NDUFC2 (NADH dehydrogenase [ubiquinone] 1 subunit C2) is a critical component of Complex I (NADH:ubiquinone oxidoreductase) within the mitochondrial oxidative phosphorylation (OXPHOS) system. It functions primarily in the inner mitochondrial membrane where it plays a crucial role in facilitating proper Complex I assembly and activity . Complex I represents the largest complex of the mitochondrial OXPHOS system and is considered the major site of reactive oxygen species (ROS) generation within mitochondria .

The protein is also known as CI-B14.5b (Complex I-B14.5b) and is strategically positioned in the membrane arm of Complex I, which enables its interactions with other subunits and facilitates electron transport across the mitochondrial membrane . Functionally, NDUFC2 contributes to energy production by helping maintain the electron transport chain that generates the proton gradient necessary for ATP synthesis.

What experimental systems are optimal for studying recombinant NDUFC2 from Macaca fascicularis?

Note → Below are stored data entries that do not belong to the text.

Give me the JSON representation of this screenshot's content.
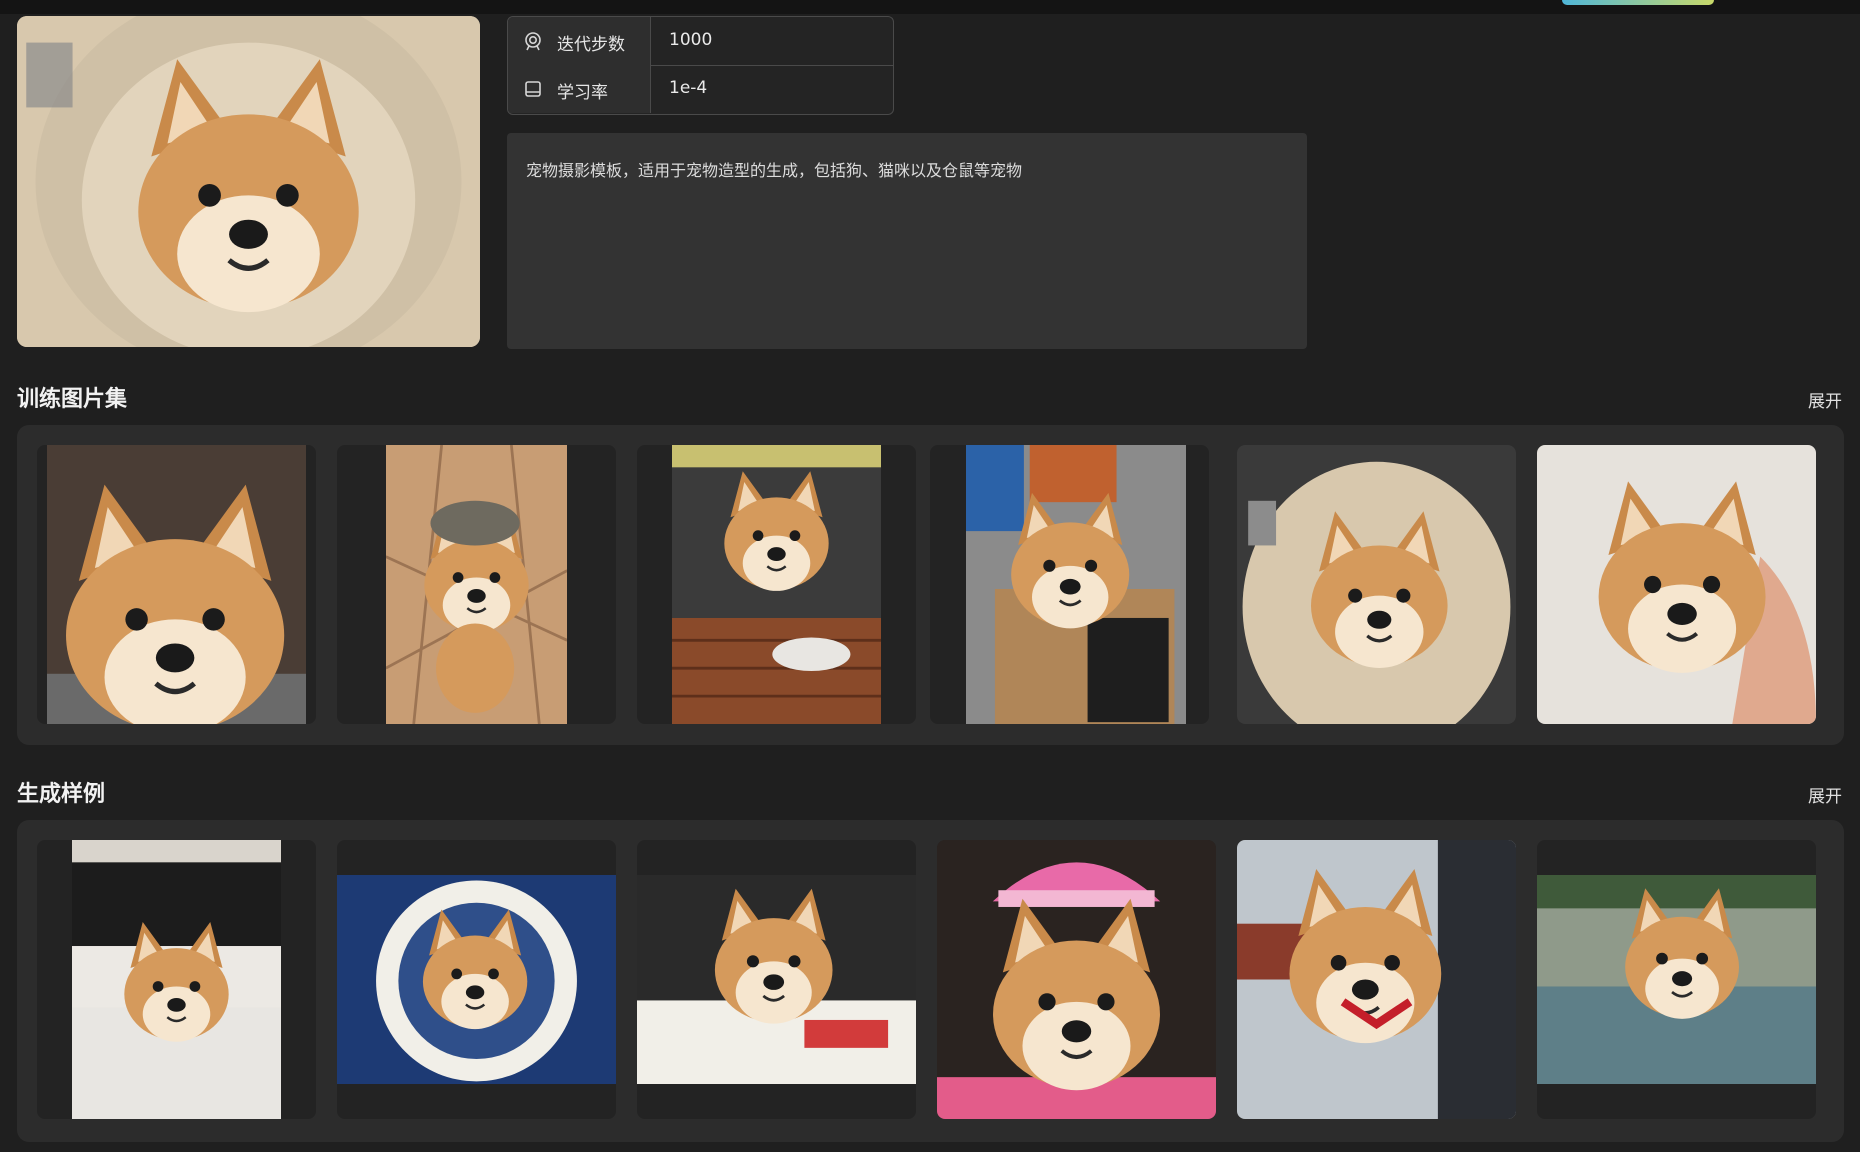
{
  "params": [
    {
      "icon": "target-icon",
      "label": "迭代步数",
      "value": "1000"
    },
    {
      "icon": "book-icon",
      "label": "学习率",
      "value": "1e-4"
    }
  ],
  "description": "宠物摄影模板，适用于宠物造型的生成，包括狗、猫咪以及仓鼠等宠物",
  "training_section": {
    "title": "训练图片集",
    "expand_label": "展开"
  },
  "samples_section": {
    "title": "生成样例",
    "expand_label": "展开"
  },
  "colors": {
    "background": "#1f1f1f",
    "panel": "#2c2c2c",
    "accent_gradient": [
      "#4fb6d8",
      "#c9d96a"
    ]
  }
}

The following experimental systems have proven effective for studying Macaca fascicularis NDUFC2:

• Cell Culture Systems:

  • Primary fibroblast cultures from macaque skin samples provide a physiologically relevant system for studying native NDUFC2 function

  • Heterologous expression systems using mammalian cell lines can be used for recombinant protein production

• Animal Models:

  • Knock-out rat models (such as the SHRSR_KO model) have been successfully used to study the effects of NDUFC2 deficiency on mitochondrial function and structure

  • Cynomolgus macaques themselves serve as important non-human primate models, particularly those from Mauritius which have a well-documented genetic background

• Biochemical Approaches:

  • Recombinant protein expression and purification for structural and functional studies

  • ELISA-based assays for quantification and interaction studies

• Genetic Systems:

  • Gene silencing approaches (siRNA/shRNA) can be used to study the effects of NDUFC2 reduction in cellular models

  • Genome editing techniques can be applied to introduce specific mutations identified in evolutionary or disease-associated studies

For optimal results, researchers should consider using multiple complementary approaches, as each system offers different advantages for investigating specific aspects of NDUFC2 biology.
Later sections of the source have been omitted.